Solomon knew all these conditions of life, and it was because he knew them all that he declaimed against them and had you like him known them all by experience, you would form such an idea as he did of the whole. See what a list he makes, and observe, he says that of each, which he said of the whole, This also is vanity. What! Is it vain to possess great riches? Yes, He that loveth silver shall not be satisfied with silver; this is also vanity. What! Is it in vain to become a celebrated author, a model of erudition? Yes, saith he, of making many books there is no end, and much

study is a weariness of the flesh. This also is vanity. Vanity of vanities, saith the preacher, all is vanity.

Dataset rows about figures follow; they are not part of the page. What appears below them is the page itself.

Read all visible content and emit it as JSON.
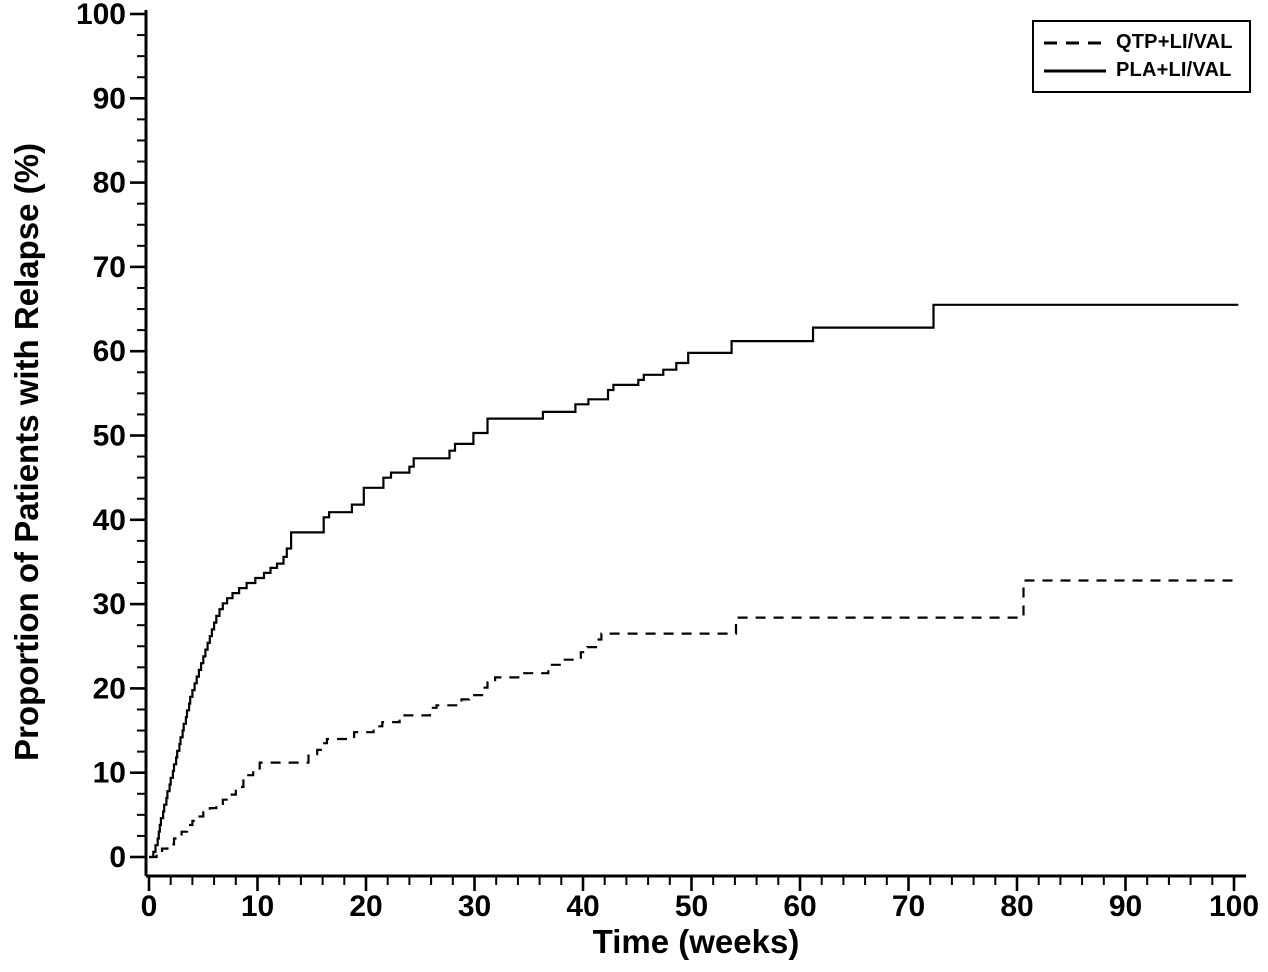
{
  "figure": {
    "background_color": "#ffffff",
    "foreground_color": "#000000"
  },
  "legend": {
    "position": "top-right",
    "items": [
      {
        "id": "qtp_li_val",
        "label": "QTP+LI/VAL",
        "line_style": "dashed",
        "color": "#000000"
      },
      {
        "id": "pla_li_val",
        "label": "PLA+LI/VAL",
        "line_style": "solid",
        "color": "#000000"
      }
    ]
  },
  "chart_data": {
    "type": "line",
    "subtype": "kaplan-meier-step",
    "title": "",
    "xlabel": "Time (weeks)",
    "ylabel": "Proportion of Patients with Relapse (%)",
    "xlim": [
      0,
      100
    ],
    "ylim": [
      0,
      100
    ],
    "grid": false,
    "legend_position": "top-right",
    "x_major_ticks": [
      0,
      10,
      20,
      30,
      40,
      50,
      60,
      70,
      80,
      90,
      100
    ],
    "x_tick_labels": [
      "0",
      "10",
      "20",
      "30",
      "40",
      "50",
      "60",
      "70",
      "80",
      "90",
      "100"
    ],
    "x_minor_step": 2,
    "y_major_ticks": [
      0,
      10,
      20,
      30,
      40,
      50,
      60,
      70,
      80,
      90,
      100
    ],
    "y_tick_labels": [
      "0",
      "10",
      "20",
      "30",
      "40",
      "50",
      "60",
      "70",
      "80",
      "90",
      "100"
    ],
    "y_minor_step": 2.5,
    "series": [
      {
        "id": "qtp_li_val",
        "name": "QTP+LI/VAL",
        "style": "dashed",
        "color": "#000000",
        "points": [
          [
            0,
            0
          ],
          [
            0.7,
            0.5
          ],
          [
            1.2,
            1.0
          ],
          [
            1.7,
            1.5
          ],
          [
            2.3,
            2.2
          ],
          [
            3.0,
            3.0
          ],
          [
            3.5,
            3.8
          ],
          [
            4.0,
            4.3
          ],
          [
            4.5,
            4.8
          ],
          [
            5.0,
            5.3
          ],
          [
            5.6,
            5.8
          ],
          [
            6.2,
            6.3
          ],
          [
            6.8,
            6.8
          ],
          [
            7.4,
            7.4
          ],
          [
            8.0,
            8.3
          ],
          [
            8.7,
            9.7
          ],
          [
            9.6,
            10.5
          ],
          [
            10.2,
            11.2
          ],
          [
            14.7,
            12.2
          ],
          [
            15.5,
            12.7
          ],
          [
            16.0,
            13.5
          ],
          [
            16.4,
            14.0
          ],
          [
            18.9,
            14.8
          ],
          [
            20.7,
            15.5
          ],
          [
            21.5,
            16.0
          ],
          [
            23.1,
            16.8
          ],
          [
            25.9,
            17.7
          ],
          [
            26.5,
            18.0
          ],
          [
            28.8,
            18.7
          ],
          [
            29.5,
            19.2
          ],
          [
            30.7,
            20.1
          ],
          [
            31.2,
            20.7
          ],
          [
            31.9,
            21.3
          ],
          [
            34.4,
            21.8
          ],
          [
            36.8,
            22.8
          ],
          [
            38.0,
            23.4
          ],
          [
            39.8,
            24.3
          ],
          [
            40.4,
            24.9
          ],
          [
            41.2,
            25.8
          ],
          [
            41.7,
            26.5
          ],
          [
            54.1,
            28.4
          ],
          [
            80.6,
            32.8
          ],
          [
            100.4,
            32.8
          ]
        ]
      },
      {
        "id": "pla_li_val",
        "name": "PLA+LI/VAL",
        "style": "solid",
        "color": "#000000",
        "points": [
          [
            0,
            0
          ],
          [
            0.4,
            0.6
          ],
          [
            0.6,
            1.4
          ],
          [
            0.8,
            2.2
          ],
          [
            0.9,
            3.0
          ],
          [
            1.0,
            3.8
          ],
          [
            1.1,
            4.6
          ],
          [
            1.3,
            5.4
          ],
          [
            1.4,
            6.2
          ],
          [
            1.6,
            7.0
          ],
          [
            1.7,
            7.8
          ],
          [
            1.9,
            8.6
          ],
          [
            2.0,
            9.4
          ],
          [
            2.2,
            10.2
          ],
          [
            2.3,
            11.0
          ],
          [
            2.5,
            11.8
          ],
          [
            2.6,
            12.6
          ],
          [
            2.8,
            13.4
          ],
          [
            2.9,
            14.2
          ],
          [
            3.1,
            15.0
          ],
          [
            3.2,
            15.8
          ],
          [
            3.4,
            16.6
          ],
          [
            3.5,
            17.4
          ],
          [
            3.7,
            18.2
          ],
          [
            3.8,
            19.0
          ],
          [
            4.0,
            19.8
          ],
          [
            4.2,
            20.6
          ],
          [
            4.4,
            21.4
          ],
          [
            4.6,
            22.2
          ],
          [
            4.8,
            23.0
          ],
          [
            5.0,
            23.8
          ],
          [
            5.2,
            24.6
          ],
          [
            5.4,
            25.4
          ],
          [
            5.6,
            26.2
          ],
          [
            5.8,
            27.0
          ],
          [
            6.0,
            27.8
          ],
          [
            6.2,
            28.6
          ],
          [
            6.5,
            29.4
          ],
          [
            6.8,
            30.1
          ],
          [
            7.2,
            30.7
          ],
          [
            7.7,
            31.3
          ],
          [
            8.3,
            31.9
          ],
          [
            9.0,
            32.5
          ],
          [
            9.8,
            33.1
          ],
          [
            10.6,
            33.7
          ],
          [
            11.2,
            34.3
          ],
          [
            11.8,
            34.8
          ],
          [
            12.4,
            35.6
          ],
          [
            12.7,
            36.6
          ],
          [
            13.1,
            38.5
          ],
          [
            16.1,
            40.3
          ],
          [
            16.6,
            40.9
          ],
          [
            18.7,
            41.8
          ],
          [
            19.8,
            43.8
          ],
          [
            21.6,
            45.0
          ],
          [
            22.3,
            45.6
          ],
          [
            24.0,
            46.3
          ],
          [
            24.4,
            47.3
          ],
          [
            27.7,
            48.2
          ],
          [
            28.2,
            49.0
          ],
          [
            29.9,
            50.3
          ],
          [
            31.2,
            52.0
          ],
          [
            36.3,
            52.8
          ],
          [
            39.3,
            53.7
          ],
          [
            40.5,
            54.3
          ],
          [
            42.3,
            55.4
          ],
          [
            42.8,
            56.0
          ],
          [
            45.1,
            56.6
          ],
          [
            45.6,
            57.2
          ],
          [
            47.4,
            57.8
          ],
          [
            48.6,
            58.6
          ],
          [
            49.7,
            59.8
          ],
          [
            53.7,
            61.2
          ],
          [
            61.2,
            62.8
          ],
          [
            72.3,
            65.5
          ],
          [
            100.4,
            65.5
          ]
        ]
      }
    ]
  }
}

4. To reflections on the experience of Solomon add your own, and to this purpose recollect the history of your life. Remember the time when sighing and wishing for the condition in which providence hath since placed you, you considered it as the centre of felicity, and verily thought could you obtain that state you should wish for nothing more. You have obtained it. Do you think now as you did then?

You, who formerly had hardly enough to subsist on, now possess enough for your subsistence, and almost enough for your wishes, have you less inclination now to augment your superfluities, than you had then to acquire a maintenance ?

You, who have been raised from the meanest and most obscure employment in society to one of the most conspicuous and brilliant offices, do you feel yourself less disposed to have no equal, than you did formerly to have fewer masters ?

You, who are now come to manhood through a sickly youth, in which you did not expect to live half your days, have you less desire to arrive at a hoary old age, than you had formerly to advance to manhood?

Realize all the fanciful schemes of happiness, that revolve in your minds, and you will find that the good things you acquire will leave you as hungry, and as void as these do which you now actually possess; and that the more you enter into the spirit of this supposition the more will you be astonished at the exact conformities there are between conditions, which at first sight appear to you so extremely different.